Depois de alguns segundos refletindo, Sakehada Mai ainda parecia confusa.
— Não entendo essa paixão de vocês, chineses, por plantar legumes! Quer dizer que a Dragonesa cultiva esse repolho pra comer depois? É gostoso?
— Não, não é esse o ponto — respondeu Su Enxi, exasperada. — Embora humanos precisem comer vegetais, e Yormungand tenha histórico de devorar os seus, para um Rei Dragão humanos não são iguaria. Não há atração nisso, ela não recrutou o Repolho para comer. É só uma metáfora.
Su Enxi massageou as têmporas, vendo que Sakehada Mai havia perdido totalmente o foco.
— O que quero dizer é: você arriscaria tudo por causa de um repolho? — frisou, palavra por palavra.
Sakehada Mai ficou em silêncio, entendendo por fim.
— O Pequeno Repolho pode até ser importante, talvez represente o orgulho do Rei Dragão. Se algo lhe acontecer, seria uma afronta ao dragão, que exigiria uma resposta furiosa. Parece assustador, mas é só isso.

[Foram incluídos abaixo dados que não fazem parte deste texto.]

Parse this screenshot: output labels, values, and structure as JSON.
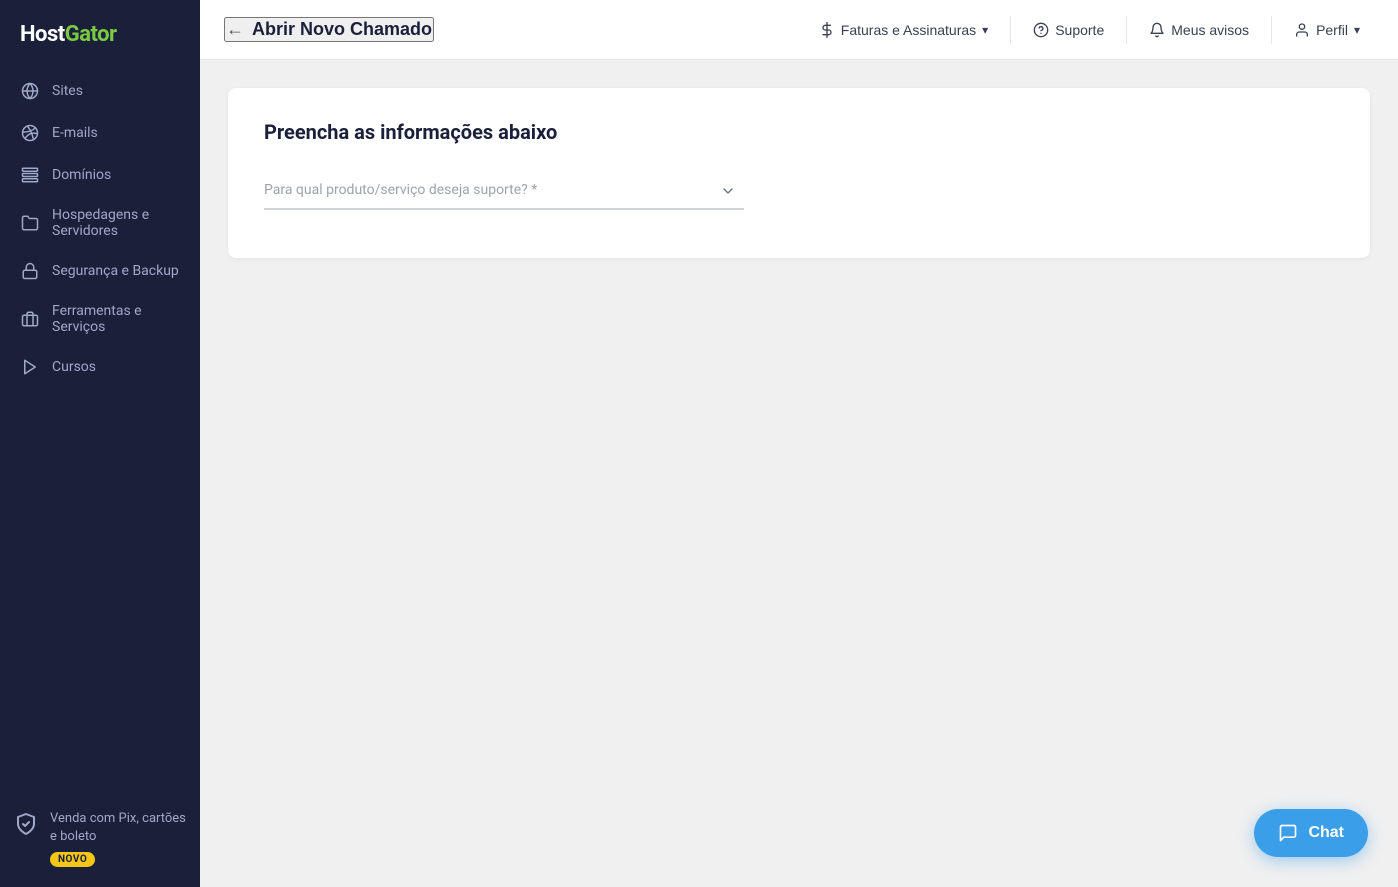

Sentou-se melhor na cama, falando com calma:
— Dragões prezam o próprio interesse. Podem se enfurecer por orgulho ferido, mas não perderiam a razão. Se o Pequeno Repolho sumisse, seria uma pena, mas apenas temporária. Nada que justifique revelar uma identidade secreta de séculos ou sacrificar um parente para destruir o mundo. Para os primogênitos, só a morte de um parente é capaz de tirá-los do sério. Qualquer outra perda, por pior que seja, é insignificante.
Era duro, mas realista.
Sakehada Mai olhou fixamente para a tela do computador, onde Xia Mi, em conversas, mostrava uma animação incomum. Seu olhar era de leve confusão.
— Parece tão feliz, mas no fundo é só algo trivial?
Su Enxi também deu uma olhada nas mensagens de Xia Mi, depois lançou um olhar profundo para Sakehada Mai e disse, serena:
— Não importa o quanto pareça divertido, tudo não passa de um consolo entre iguais, um amparo diante da solidão do sangue. Como esperar que, por isso, abram mão de seus irmãos?
Sakehada Mai mordeu os lábios, em silêncio.
Ela foi convencida por Su Enxi — e não havia como não ser.
Comparado ao Pequeno Repolho, recém-adotado, o valor de um parente de milênios era incomparável. Não havia o que duvidar, nem nos padrões humanos. Tentar, com uma vida tão breve, abalar sentimentos acumulados por milênios era tão inútil quanto uma formiga tentar mover uma árvore.
Quem tentasse, fosse quem fosse, seria um tolo.
Quando Sakehada Mai se preparava para fechar o computador e deixar de lado esses pensamentos, ouviu uma voz inesperada:
— Não é bem assim. Você está enganada.
A silenciosa Ling, que até então não dissera nada, finalmente se manifestou.
Sua voz, ainda um tanto infantil, soava extremamente séria. Sakehada Mai e Su Enxi se viraram, intrigadas, e encontraram o olhar gélido e azul da princesa.
Era raro sentir qualquer emoção ao encarar aqueles olhos calmos, mas dessa vez ambas perceberam apenas sua total seriedade.
Ling continuava sentada de modo composto, as mãos cruzadas sobre o colo, segurando os papéis. Olhava para as duas, tranquila, como se estivesse apenas corrigindo um erro e, por isso, propusesse um debate acadêmico.